しかし長崎公演では、外界と壁一枚(しかも一部はガラス張り)でしか隔てられていないただのホールが会場だったため、「音」はどうにかなったものの「光」と「風」に悩まされたのだ。ガラスの壁からわずかに入り込んでくる「日光」と、入り口から吹き込む「隙間風」。これに対抗するためには、黒い幕や段ボールなど、完全に原始的な方法で挑むしかなかった。
さらに、あくまでもテーマパーク内での公演なので、そのテーマパークの規則が適用されるわけだ。外から必要な道具などを運ぶ経路や時間帯も考えなくてはならない。テーマパーク内にそんなに広い道があるわけもなく、大型トラックがどうやってそのホールにたどり着くかを考えるだけでも一苦労だった。なんかもうパズルみたいなもんだ。
準備段階でのいろいろな課題を乗り越え、無事に公演がスタート。もちろんトラブルが発生しないわけがない。
いつも通り、私にとっては、お客さんが会場に入って本番が開幕してからが少し落ち着ける時間。客席から少し離れたところで立って舞台を見ていると、いつも照明がピカっと光るタイミングで光っていない。あれ?と思ったが、舞台上ではそのままミュージカルが進行している。すぐに通常の進行に戻ったが、流れを完全に把握している者が見れば違和感がある出だしだった。あとから舞台監督に聞いてみたところ、「照明がつかなかった瞬間、本番を一度ストップして俺がステージに出てお客さんに土下座しようと思った」と言っていた。
キャストやスタッフ側の舞台裏でのトラブルもいろいろあったみたいだが、私にももちろん降り注ぐ。
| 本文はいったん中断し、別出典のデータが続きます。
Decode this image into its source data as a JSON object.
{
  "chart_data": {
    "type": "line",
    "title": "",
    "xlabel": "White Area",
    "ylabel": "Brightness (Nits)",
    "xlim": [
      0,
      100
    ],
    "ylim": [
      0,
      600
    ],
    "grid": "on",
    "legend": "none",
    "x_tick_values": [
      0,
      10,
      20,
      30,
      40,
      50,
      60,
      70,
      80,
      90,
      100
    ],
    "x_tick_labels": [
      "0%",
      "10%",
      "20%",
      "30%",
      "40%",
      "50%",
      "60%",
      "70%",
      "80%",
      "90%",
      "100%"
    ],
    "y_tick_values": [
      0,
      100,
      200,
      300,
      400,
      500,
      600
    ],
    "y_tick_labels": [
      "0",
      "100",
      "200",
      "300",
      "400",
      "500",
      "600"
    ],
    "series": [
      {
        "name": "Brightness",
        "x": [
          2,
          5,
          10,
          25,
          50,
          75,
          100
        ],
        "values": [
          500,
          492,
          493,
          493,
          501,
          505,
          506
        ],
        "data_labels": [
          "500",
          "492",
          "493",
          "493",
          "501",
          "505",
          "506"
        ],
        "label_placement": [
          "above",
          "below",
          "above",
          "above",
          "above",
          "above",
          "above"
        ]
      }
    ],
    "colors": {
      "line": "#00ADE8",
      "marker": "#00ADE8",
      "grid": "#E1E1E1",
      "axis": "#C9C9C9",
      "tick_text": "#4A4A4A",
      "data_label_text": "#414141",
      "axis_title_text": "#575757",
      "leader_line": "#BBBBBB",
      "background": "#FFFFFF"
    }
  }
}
これまた難しい問題だが、お客さんのなかにはVIPがいる。席にはSとかAとかあるが、最前列のど真ん中10席ほどは、招待席として空けられている。公演ごとにここの席にVIPを割り振るわけだが、それは私の仕事だ。
その日は、直前になって女優Nさんの招待客と、舞監の招待客がぶつかった。招待席の半分ほどはあらかじめ埋まっていて、残りの招待席にどちらの招待客を配置するか考えなくてはいけない。招待客は一人で来ているわけではないので、分断するわけにもいかず、やはりどちらかを選択しなければならない。
少し迷いはしたが、結局はNさんの招待客を優先した。舞監には、申し訳ないけれど譲ってくださいと告げた。
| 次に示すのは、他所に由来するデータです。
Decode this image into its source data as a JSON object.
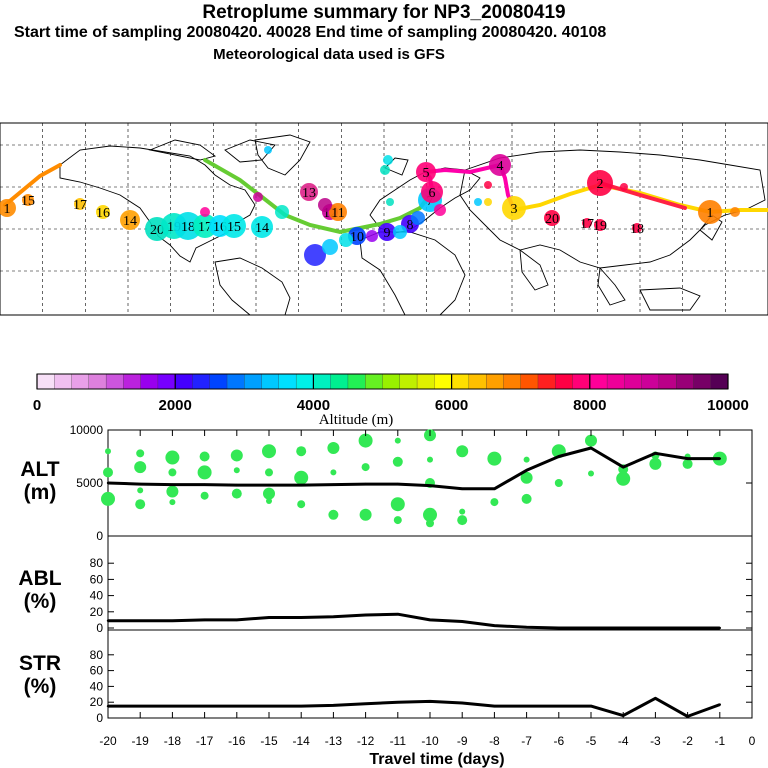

本番前。客席を見ていると、招待席のところでなにやらもめている。
「あぁ・・・でた・・・」。そう思いながら最前列へ駆け寄る。舞監の招待客が完全に招待席に座っていて、Nさんの招待客は戸惑っていた。
「お客様、申し訳ございませんがこちらの席は・・・」と丁寧に言った。
返答はこうだった。
「は?なに言ってんのこの人。日本語分からない」
「は?」はこっちのセリフだが、グッとこらえてこちらは丁寧に申し上げ続ける。しかし、相手はテコでも動かぬ様子。私が少し語気を強めて詰め寄ったところで、Nさんの招待客がこう言う。
「我々は大丈夫だよ。他に空いている席はあるかい?」
申し訳ない気持ちと舞監に対する怒りでいっぱいになる。ただ、自分が中心となってつくり上げた舞台を、ゴリ押ししてでも大事な人に最前列のど真ん中で見せてあげたいという舞監の気持ちは痛いほどよく分かる。結局、私はなんだか切なくなってしまった。
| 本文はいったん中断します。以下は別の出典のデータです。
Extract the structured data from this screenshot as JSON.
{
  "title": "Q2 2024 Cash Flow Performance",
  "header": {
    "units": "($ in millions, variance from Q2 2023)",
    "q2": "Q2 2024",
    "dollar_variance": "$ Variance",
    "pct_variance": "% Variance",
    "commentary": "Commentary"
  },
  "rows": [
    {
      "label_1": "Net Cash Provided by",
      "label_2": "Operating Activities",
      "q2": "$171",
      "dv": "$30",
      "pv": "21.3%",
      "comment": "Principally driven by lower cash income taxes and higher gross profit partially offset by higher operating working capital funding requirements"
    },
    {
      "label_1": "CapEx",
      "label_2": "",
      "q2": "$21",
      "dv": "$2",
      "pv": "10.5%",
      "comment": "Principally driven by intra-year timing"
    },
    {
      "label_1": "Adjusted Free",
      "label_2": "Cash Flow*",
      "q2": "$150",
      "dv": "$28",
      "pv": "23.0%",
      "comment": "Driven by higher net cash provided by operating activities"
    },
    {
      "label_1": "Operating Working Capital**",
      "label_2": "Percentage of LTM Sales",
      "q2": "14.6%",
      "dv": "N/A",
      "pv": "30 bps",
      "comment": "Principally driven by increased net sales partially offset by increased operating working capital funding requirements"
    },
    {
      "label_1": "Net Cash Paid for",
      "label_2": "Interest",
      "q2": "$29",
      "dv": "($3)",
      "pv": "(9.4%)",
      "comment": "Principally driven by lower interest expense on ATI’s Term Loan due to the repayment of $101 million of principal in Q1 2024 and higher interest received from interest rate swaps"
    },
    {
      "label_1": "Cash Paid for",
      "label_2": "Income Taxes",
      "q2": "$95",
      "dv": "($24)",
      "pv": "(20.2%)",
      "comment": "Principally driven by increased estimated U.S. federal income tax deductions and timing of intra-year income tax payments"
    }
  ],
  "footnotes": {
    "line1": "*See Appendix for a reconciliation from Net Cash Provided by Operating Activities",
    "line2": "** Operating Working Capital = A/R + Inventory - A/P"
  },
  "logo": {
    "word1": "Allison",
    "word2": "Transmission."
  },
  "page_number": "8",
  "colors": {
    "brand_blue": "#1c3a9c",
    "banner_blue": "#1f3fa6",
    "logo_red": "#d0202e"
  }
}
Nさんの招待客を空いている席に案内して、お詫びにパンフレットを渡した。
その方は、「大変だね。我々のために取り計らってくれて感謝するよ」と言って丁寧に名刺を渡してくれた。名刺を見て驚いたが、その方はある業界の第一人者で、いわゆる「すごい人」だった。やっぱ器が違うなと思いながら、舞監に対して抱いてしまった怒りについても私は反省した。
全国公演は千秋楽を迎えた。すべてが終わった。いろいろなことがありすぎて、本当に全身の力が抜けた感覚だった。
振り返ってみると、様々なことを学んだという実感があったが、なかでもやはりNさんと共有した時間というのは、私の中で最も濃厚な時間だったと思う。
最後の公演が終わって、Nさんとの最後の瞬間が訪れた。Nさんをホールの外まで送る。
もうしばらく会うこともないし、もう会えないかもしれない。
「本当にお世話になりました」。私はそう言って、Nさんの最後の言葉に少しだけ期待した。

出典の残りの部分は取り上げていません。